Weird regional thing with values and commas?

Hey all,
I have an app which seems to work fine for me (and most users) but rarely on other systems (mostly outside US ones) the comma used for dollar values is considered a dot, cutting off the amount added.

For example, a player wins $5,500 and gets that added to their total. On one test system (in Hungary), they get $5 instead. I would like code that would make this value get added properly regardless of regional differences.

For example, the code I use:

y=val(Replace(ReplaceAll(yy,",",""),"$","")) storsal = y cash = cash + storsal

The variable ‘storsal’ and ‘y’ are dimmed as an integer, and yy is a String. The first line should strip the $ and commas so it gets added as a whole number, I think.
Can someone tell me a foolproof way to do this?

You need to use locale-aware functions. Read up on CDbl etc https://documentation.xojo.com/index.php/CDbl

So to strip away existing commas and dollar signs and add it to an existing integer value, how would I do this in a fully aware way using CDbl?

Is there any way you can do the math before localizing the values? and then only localize (format) the value when it needs to be displayed to the user?

y=CDBL(replace(yy,"$",""))

Markus has pointed the right docs.

a/ Dont store the $
b/ STORE and CONVERT using Val() and STR()
c/ to display, use CSTR() and to read from display back into a double, use CDBL()

A value of 123456.78 is held in a double inside your app
Display it using CSTR()
In America you see 123456.78
In France you might see 123.456,78

If someone types 1.23 on screen in America, they would have typed 1,23 in Hungary
To get both of those to work in your app, use CDBL() and they both turn into 1.23 in a double.
You get the right amount of money in both countries.

Store doubles in a database.
If you want to store the money in a text file, always save it and read it in American format, no matter where you are.

Why? Is that a standard?

Just what I consider sound advice.

If an app stores floats as text in local format, switching locales and sharing the files can cause unexpected bugs.
Been there, bitten by that, solved it this way.
Maybe the OP won’t store values as strings in local format.
But maybe someone else was thinking of doing so.

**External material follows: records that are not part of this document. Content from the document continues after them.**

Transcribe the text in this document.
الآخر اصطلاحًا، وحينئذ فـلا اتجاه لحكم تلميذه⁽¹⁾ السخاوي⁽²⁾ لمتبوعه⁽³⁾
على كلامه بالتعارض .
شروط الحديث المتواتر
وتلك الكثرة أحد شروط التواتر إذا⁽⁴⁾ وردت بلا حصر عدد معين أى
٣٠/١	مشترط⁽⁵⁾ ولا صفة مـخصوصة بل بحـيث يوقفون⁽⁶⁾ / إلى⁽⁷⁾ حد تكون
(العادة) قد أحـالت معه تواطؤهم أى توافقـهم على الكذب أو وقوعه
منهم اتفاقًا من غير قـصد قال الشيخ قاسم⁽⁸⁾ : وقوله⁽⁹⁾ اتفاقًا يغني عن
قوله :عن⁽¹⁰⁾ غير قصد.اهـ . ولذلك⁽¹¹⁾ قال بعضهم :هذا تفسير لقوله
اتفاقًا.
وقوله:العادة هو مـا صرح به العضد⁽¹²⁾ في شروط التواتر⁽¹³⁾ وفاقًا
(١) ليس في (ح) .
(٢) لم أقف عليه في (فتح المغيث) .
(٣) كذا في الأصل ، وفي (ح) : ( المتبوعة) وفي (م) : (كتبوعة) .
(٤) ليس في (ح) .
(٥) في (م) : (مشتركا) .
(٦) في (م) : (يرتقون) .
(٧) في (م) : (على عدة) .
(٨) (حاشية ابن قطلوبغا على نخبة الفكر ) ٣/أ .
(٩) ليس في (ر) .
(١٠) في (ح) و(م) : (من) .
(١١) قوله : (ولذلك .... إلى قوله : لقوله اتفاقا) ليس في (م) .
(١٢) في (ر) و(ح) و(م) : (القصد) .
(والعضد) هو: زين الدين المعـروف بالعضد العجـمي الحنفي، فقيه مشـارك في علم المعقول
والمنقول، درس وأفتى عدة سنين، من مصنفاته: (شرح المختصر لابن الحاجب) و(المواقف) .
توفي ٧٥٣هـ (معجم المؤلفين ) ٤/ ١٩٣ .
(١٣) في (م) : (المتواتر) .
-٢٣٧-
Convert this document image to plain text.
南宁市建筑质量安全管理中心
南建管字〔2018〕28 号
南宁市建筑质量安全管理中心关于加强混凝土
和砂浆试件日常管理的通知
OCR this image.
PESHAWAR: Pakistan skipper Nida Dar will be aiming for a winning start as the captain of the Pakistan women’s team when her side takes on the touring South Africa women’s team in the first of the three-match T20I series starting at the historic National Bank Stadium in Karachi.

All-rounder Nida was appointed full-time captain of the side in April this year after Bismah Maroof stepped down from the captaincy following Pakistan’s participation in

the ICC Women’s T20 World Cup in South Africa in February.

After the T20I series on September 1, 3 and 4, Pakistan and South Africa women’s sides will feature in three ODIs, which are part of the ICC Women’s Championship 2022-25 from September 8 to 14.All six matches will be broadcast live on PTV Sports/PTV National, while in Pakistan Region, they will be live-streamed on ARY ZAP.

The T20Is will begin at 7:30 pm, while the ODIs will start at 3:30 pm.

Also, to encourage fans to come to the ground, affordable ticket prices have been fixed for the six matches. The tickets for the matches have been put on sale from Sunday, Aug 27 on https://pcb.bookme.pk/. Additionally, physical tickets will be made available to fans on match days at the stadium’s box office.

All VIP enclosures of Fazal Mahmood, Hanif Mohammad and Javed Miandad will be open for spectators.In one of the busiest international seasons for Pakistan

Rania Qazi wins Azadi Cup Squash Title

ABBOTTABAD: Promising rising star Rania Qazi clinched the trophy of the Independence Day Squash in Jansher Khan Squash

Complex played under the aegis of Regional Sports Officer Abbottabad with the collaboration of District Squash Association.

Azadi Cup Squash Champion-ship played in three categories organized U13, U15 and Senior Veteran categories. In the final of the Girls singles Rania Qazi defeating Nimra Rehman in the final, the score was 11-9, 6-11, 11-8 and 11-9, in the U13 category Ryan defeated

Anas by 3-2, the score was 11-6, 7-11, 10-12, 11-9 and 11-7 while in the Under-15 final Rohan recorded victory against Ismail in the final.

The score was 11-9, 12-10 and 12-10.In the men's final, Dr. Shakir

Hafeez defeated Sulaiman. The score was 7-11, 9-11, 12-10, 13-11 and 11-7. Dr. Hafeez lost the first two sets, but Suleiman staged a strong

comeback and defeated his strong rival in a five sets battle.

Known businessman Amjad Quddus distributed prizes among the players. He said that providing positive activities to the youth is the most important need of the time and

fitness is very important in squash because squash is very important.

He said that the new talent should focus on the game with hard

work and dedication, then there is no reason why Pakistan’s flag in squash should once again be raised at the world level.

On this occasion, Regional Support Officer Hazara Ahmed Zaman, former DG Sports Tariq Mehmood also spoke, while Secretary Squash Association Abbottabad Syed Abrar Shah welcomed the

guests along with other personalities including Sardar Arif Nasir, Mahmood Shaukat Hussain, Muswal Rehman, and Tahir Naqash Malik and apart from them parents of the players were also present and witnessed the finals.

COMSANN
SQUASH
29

Yes. As codified by Str() and Val(). You could work around it and create your own standard, but that is the one supplied by Xojo.

Well, I would guess that doing it this way keeps compatibility within your app between different locales.

However the downside to me seems that you loose compatibility with other apps which use the correct locale (importing a table into Excel where the date format is wrong or the thousand separator seems like a receipt for desaster).

In my opinion compatibility with other apps on your computer is MUCH more important then compatibility with other users of your app living in different countrys.

How do Apple and Microsoft deal with this? Store the locale in the file?

It could be a problem if you (for example) create an XML file with a number in it, and used european display style for storage.
XML expects floats to be nnn.nn

You don’t know which country a user of the file will be situated.

I believe they store it in a standard format and then display it according to the user’s locale.

From experience, it is much easier for an app to work with a known format (ie: decimal point as the decimal separator) and just convert input and output to/from the current locale.

It might be easier for the developer, but it doesn’t address the problem of exchanging data with other apps on your computer.

Why doesn’t it? I stated that any input and output should be converted to / from the locale.

What shoudn’t be localised is data that the app uses internally (either in memory or on disk). Doing that just makes your app more complicated with no additional benefit.

It is. Deal with it.

Welcome to planet Earth !

BTW: do you know that 2018 is not the year number for eveybody in this planet ?
Some are in theyr 14xx, some others in their 67xx, etc. And I do not talk about India where many different year numbers exists in the same country.

Because if you are in Europe and save in US format (eg MMDDYY) but want to open the data in another app on your computer (which uses the locale and expects DDMMYY) then you are in trouble.

But if you save in EU format and send it to someone in the US then you again run into problems.

According to Tim the first way is a “standard” which I find doubtful as data exchange with other apps on your computer and other users in your country is far more prevalent than data exchange with users in other countries.

A link would be nice.

And the “deal with it” was uncalled for.

Microsoft Excel… Maybe they’ve done that for Number/Date values in cells - but they certainly haven’t done it for cell Formulas.
So for example a cell with Formula =SUM(A1:A2) results in an error if you open an English document that uses this simple formula with Excel running in German.
There’s no single and correct answer… there is both good and bad from both big and small developers/companies out there.